Recently, CQS Technology Holdings invited Mark Levy of Berley Chartered Accountants in the United Kingdom to speak on the topic at their South African seminar. According to Ross Hampton, Divisional Director of CaseWare at CQS, “Mark Levy has seen similar changes in the UK over the past 10 years and has been lecturing to help firms understand what the future holds and how they can respond to it.” Firms in the UK not only survived but thrived with fewer audits – and South African practices can expect the same. “But,” warns Levy, “firms need to prepare now so they are ready for the changes as they occur. That means taking a long, hard look at how they have been running their business and how they need to run it going forward.”
Firstly, firms must realise that auditing as an assured form of income is no longer guaranteed. Therefore, they must prepare themselves to re-examine their strategies, seek out alternate income if necessary or be left by the wayside. Auditors, regardless of their profession, are first and foremost business people. As such, their obligation is to grow their company to maximise income while optimising their efficiency to protect profits, and thereby provide the best possible return on investment to their shareholders (even if they are the only ones).

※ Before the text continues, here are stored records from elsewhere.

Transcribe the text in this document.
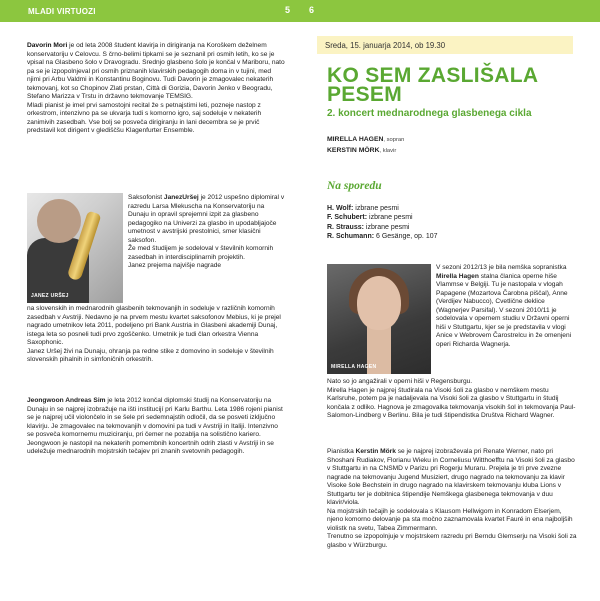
MLADI VIRTUOZI	5 6

Davorin Mori je od leta 2008 študent klavirja in dirigiranja na Koroškem deželnem konservatoriju v Celovcu. S črno-belimi tipkami se je seznanil pri osmih letih, ko se je vpisal na Glasbeno šolo v Dravogradu. Srednjo glasbeno šolo je končal v Mariboru, nato pa se je izpopolnjeval pri osmih priznanih klavirskih pedagogih doma in v tujini, med njimi pri Arbu Valdmi in Konstantinu Boginovu. Tudi Davorin je zmagovalec nekaterih tekmovanj, kot so Chopinov Zlati prstan, Città di Gorizia, Davorin Jenko v Beogradu, Stefano Marizza v Trstu in državno tekmovanje TEMSIG.

Mladi pianist je imel prvi samostojni recital že s petnajstimi leti, pozneje nastop z orkestrom, intenzivno pa se ukvarja tudi s komorno igro, saj sodeluje v nekaterih zanimivih zasedbah. Vse bolj se posveča dirigiranju in lani decembra se je prvič predstavil kot dirigent v glediščšu Klagenfurter Ensemble.

JANEZ URŠEJ

Saksofonist JanezUršej je 2012 uspešno diplomiral v razredu Larsa Mlekuscha na Konservatoriju na Dunaju in opravil sprejemni izpit za glasbeno pedagogiko na Univerzi za glasbo in upodabljajoče umetnost v avstrijski prestolnici, smer klasični saksofon.

Že med študijem je sodeloval v številnih komornih zasedbah in interdisciplinarnih projektih.

Janez prejema najvišje nagrade

na slovenskih in mednarodnih glasbenih tekmovanjih in sodeluje v različnih komornih zasedbah v Avstriji. Nedavno je na prvem mestu kvartet saksofonov Mebius, ki je prejel nagrado umetnikov leta 2011, podeljeno pri Bank Austria in Glasbeni akademiji Dunaj, istega leta so posneli tudi prvo zgoščenko. Umetnik je tudi član orkestra Vienna Saxophonic.

Janez Uršej živi na Dunaju, ohranja pa redne stike z domovino in sodeluje v številnih slovenskih pihalnih in simfoničnih orkestrih.

Jeongwoon Andreas Sim je leta 2012 končal diplomski študij na Konservatoriju na Dunaju in se najprej izobražuje na išti institucijí pri Karlu Barthu. Leta 1986 rojeni pianist se je najprej učil violončelo in se šele pri sedemnajstih odločil, da se posveti izključno klavirju. Je zmagovalec na tekmovanjih v domovini pa tudi v Avstriji in Italiji. Intenzivno se posveča komornemu muziciranju, pri čemer ne pozablja na solistično kariero. Jeongwoon je nastopil na nekaterih pomembnih koncertnih odrih zlasti v Avstriji in se udeležuje mednarodnih mojstrskih tečajev pri znanih svetovnih pedagogih.

Sreda, 15. januarja 2014, ob 19.30
KO SEM ZASLIŠALA PESEM
2. koncert mednarodnega glasbenega cikla
MIRELLA HAGEN, sopran
KERSTIN MÖRK, klavir
Na sporedu
H. Wolf: izbrane pesmi
F. Schubert: izbrane pesmi
R. Strauss: izbrane pesmi
R. Schumann: 6 Gesänge, op. 107
MIRELLA HAGEN

V sezoni 2012/13 je bila nemška sopranistka Mirella Hagen stalna članica operne hiše Vlammse v Belgiji. Tu je nastopala v vlogah Papagene (Mozartova Čarobna piščal), Anne (Verdijev Nabucco), Cvetlične deklice (Wagnerjev Parsifal). V sezoni 2010/11 je sodelovala v opernem studiu v Državni operni hiši v Stuttgartu, kjer se je predstavila v vlogi Anice v Webrovem Čarostrelcu in že omenjeni operi Richarda Wagnerja.

Nato so jo angažirali v operni hiši v Regensburgu.

Mirella Hagen je najprej študirala na Visoki šoli za glasbo v nemškem mestu Karlsruhe, potem pa je nadaljevala na Visoki šoli za glasbo v Stuttgartu in študij končala z odliko. Hagnova je zmagovalka tekmovanja visokih šol in tekmovanja Paul-Salomon-Lindberg v Berlinu. Bila je tudi štipendistka Društva Richard Wagner.

Pianistka Kerstin Mörk se je najprej izobraževala pri Renate Werner, nato pri Shoshani Rudiakov, Florianu Wieku in Corneliusu Witthoefftu na Visoki šoli za glasbo v Stuttgartu in na CNSMD v Parizu pri Rogerju Muraru. Prejela je tri prve zvezne nagrade na tekmovanju Jugend Musiziert, drugo nagrado na tekmovanju za klavir Visoke šole Bechstein in drugo nagrado na klavirskem tekmovanju kluba Lions v Stuttgartu ter je dobitnica štipendije Nemškega glasbenega tekmovanja v duu klavir/viola.

Na mojstrskih tečajih je sodelovala s Klausom Hellwigom in Konradom Elserjem, njeno komorno delovanje pa sta močno zaznamovala kvartet Fauré in ena najboljših violistk na svetu, Tabea Zimmermann.

Trenutno se izpopolnjuje v mojstrskem razredu pri Berndu Glemserju na Visoki šoli za glasbo v Würzburgu.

Secondly, they should view this change as positive because it will allow them to rekindle an entrepreneurial spirit that prompts them to look for new ways to provide value to their customers. Partners will benefit as they sharpen their business skills, become more vigilant about profitability and cost control, and emerge as stronger business people from the experience. In order to be successful in the future practices need a mind-set change. They just have to get back to the basics of management and marketing. In so doing, they can identify where inefficient management practices need to be rectified and how reframing their services around benefits can help them to acquire new business. For example, clients who no longer audit may be persuaded to resume this function due to the higher personal liability directors face for inaccurate, misleading or false financial statements as prescribed in the new Companies Act.
Banks and business insurance providers could be approached and sold on the fact that only a thorough audit can provide assurance of the credit-worthiness or risk profile of corporate applicants. Further, clients could be convinced of the merits of an audit as a vital part of fraud detection and risk management. In other words, reframe the service around the benefits it provides (other than just to meet a legal obligation). Further, practices can cross-sell benefit-driven services like tax planning, consulting, litigation support, mergers and acquisitions, insolvency, business valuations, funding or arbitration. Clients place a higher value on exercises that provide the opportunity for business growth.

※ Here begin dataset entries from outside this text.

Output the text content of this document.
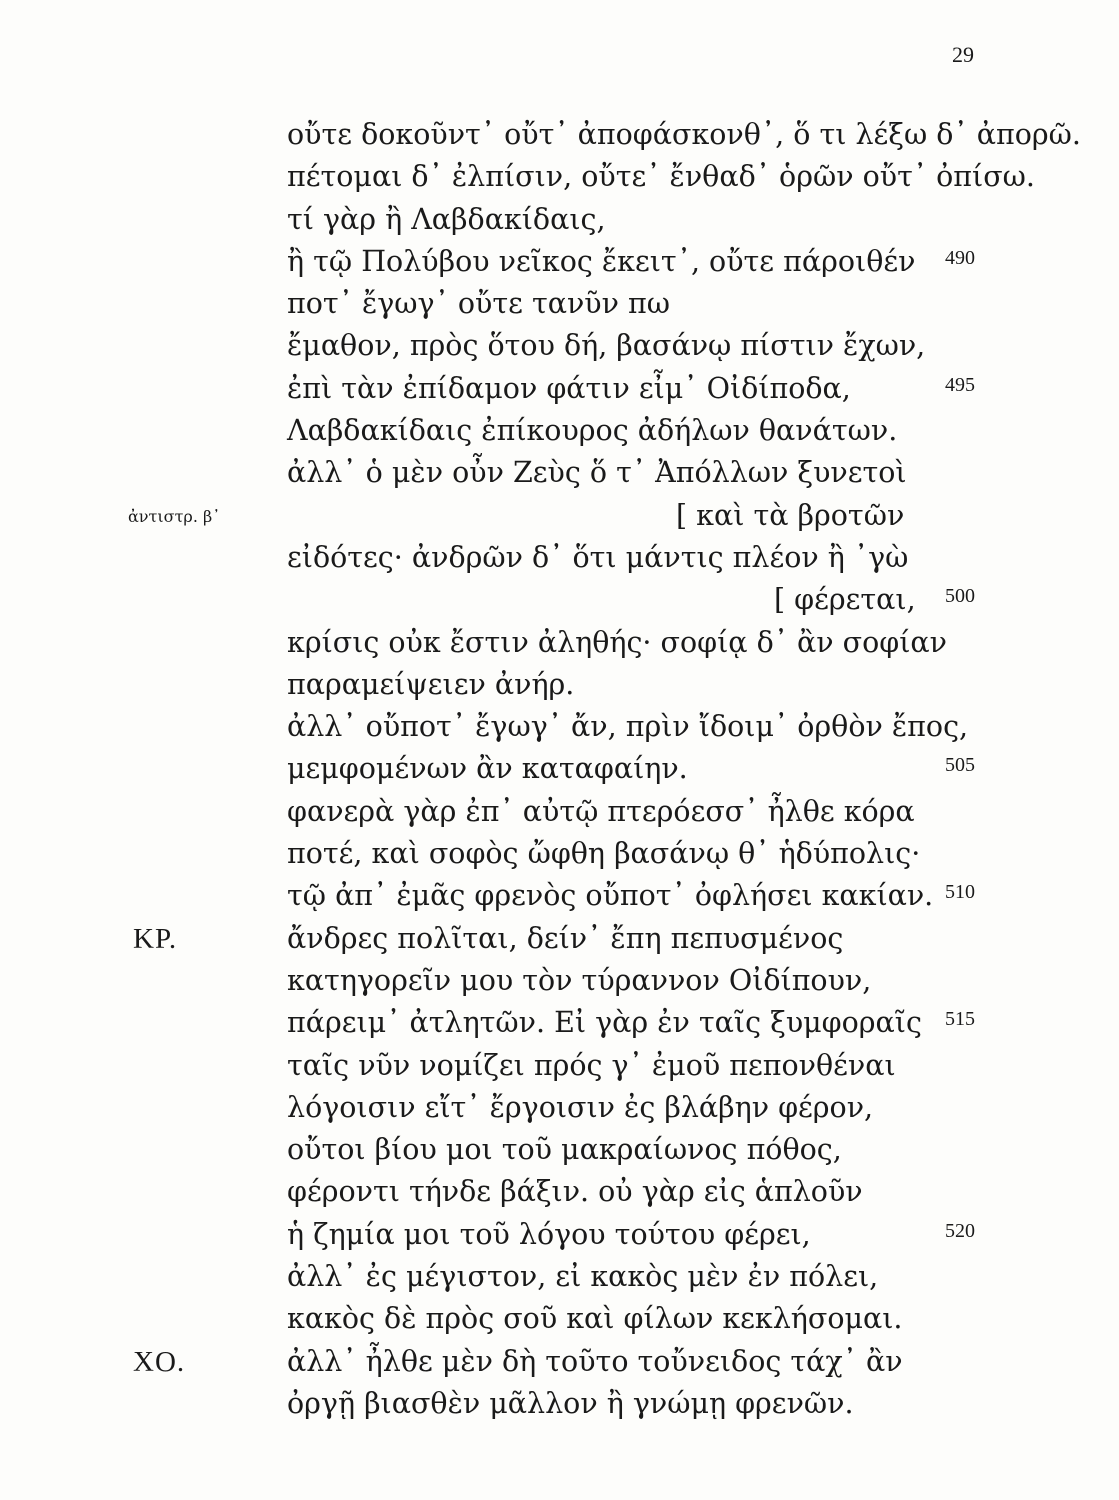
29
οὔτε δοκοῦντ᾽ οὔτ᾽ ἀποφάσκονθ᾽, ὅ τι λέξω δ᾽ ἀπορῶ.
πέτομαι δ᾽ ἐλπίσιν, οὔτε᾽ ἔνθαδ᾽ ὁρῶν οὔτ᾽ ὀπίσω.
τί γὰρ ἢ Λαβδακίδαις,
ἢ τῷ Πολύβου νεῖκος ἔκειτ᾽, οὔτε πάροιθέν 490
ποτ᾽ ἔγωγ᾽ οὔτε τανῦν πω
ἔμαθον, πρὸς ὅτου δή, βασάνῳ πίστιν ἔχων,
ἐπὶ τὰν ἐπίδαμον φάτιν εἶμ᾽ Οἰδίποδα,	495
Λαβδακίδαις ἐπίκουρος ἀδήλων θανάτων.
ἀλλ᾽ ὁ μὲν οὖν Ζεὺς ὅ τ᾽ Ἀπόλλων ξυνετοὶ
ἀντιστρ. β᾽	[ καὶ τὰ βροτῶν
εἰδότες· ἀνδρῶν δ᾽ ὅτι μάντις πλέον ἢ ᾽γὼ
[ φέρεται, 500
κρίσις οὐκ ἔστιν ἀληθής· σοφίᾳ δ᾽ ἂν σοφίαν
παραμείψειεν ἀνήρ.
ἀλλ᾽ οὔποτ᾽ ἔγωγ᾽ ἄν, πρὶν ἴδοιμ᾽ ὀρθὸν ἔπος,
μεμφομένων ἂν καταφαίην.	505
φανερὰ γὰρ ἐπ᾽ αὐτῷ πτερόεσσ᾽ ἦλθε κόρα
ποτέ, καὶ σοφὸς ὤφθη βασάνῳ θ᾽ ἡδύπολις·
τῷ ἀπ᾽ ἐμᾶς φρενὸς οὔποτ᾽ ὀφλήσει κακίαν. 510
ΚΡ.	ἄνδρες πολῖται, δείν᾽ ἔπη πεπυσμένος
κατηγορεῖν μου τὸν τύραννον Οἰδίπουν,
πάρειμ᾽ ἀτλητῶν. Εἰ γὰρ ἐν ταῖς ξυμφοραῖς 515
ταῖς νῦν νομίζει πρός γ᾽ ἐμοῦ πεπονθέναι
λόγοισιν εἴτ᾽ ἔργοισιν ἐς βλάβην φέρον,
οὔτοι βίου μοι τοῦ μακραίωνος πόθος,
φέροντι τήνδε βάξιν. οὐ γὰρ εἰς ἁπλοῦν
ἡ ζημία μοι τοῦ λόγου τούτου φέρει,	520
ἀλλ᾽ ἐς μέγιστον, εἰ κακὸς μὲν ἐν πόλει,
κακὸς δὲ πρὸς σοῦ καὶ φίλων κεκλήσομαι.
ΧΟ.	ἀλλ᾽ ἦλθε μὲν δὴ τοῦτο τοὔνειδος τάχ᾽ ἂν
ὀργῇ βιασθὲν μᾶλλον ἢ γνώμῃ φρενῶν.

As Levy says, “It is important that firms must thoroughly understand their clients businesses which will allow them to identify needs and pain points, and this in turn will help create solutions to solve those problems and therefore really add value.” As they do so, firms should staff up accordingly, delegating where necessary to ensure that rudimentary tasks do not infringe on the billable time available to partners and professionals. They can also make use of outsourcing to offload work that can be done cheaply and effectively by specialist providers.
Levy also cites better use of technology to improve efficiencies, e.g. automating the practice using recognised, professionally developed software, embracing mobile technologies to keep in touch with your business from anywhere, or employing social media to more readily engage clients. Says Ross Hampton: “Mark’s advice supports the drive by CQS to ensure that practices become more efficient in a world of constant change. They can thrive by abandoning paper-based systems, automating their business processes, and becoming interconnected with the world around them. The change to the auditing requirements is just one instance that proves the validity and urgency of this vision. The accounting landscape is changing and the best response is preparation.”
Hampton adds, “We believe it is vital to ensure that our software evolves to meet our clients’ needs into the future, helping them to keep up with change. As a valued business partner we also want to provide ongoing practical advice to assist with coping with these changes.”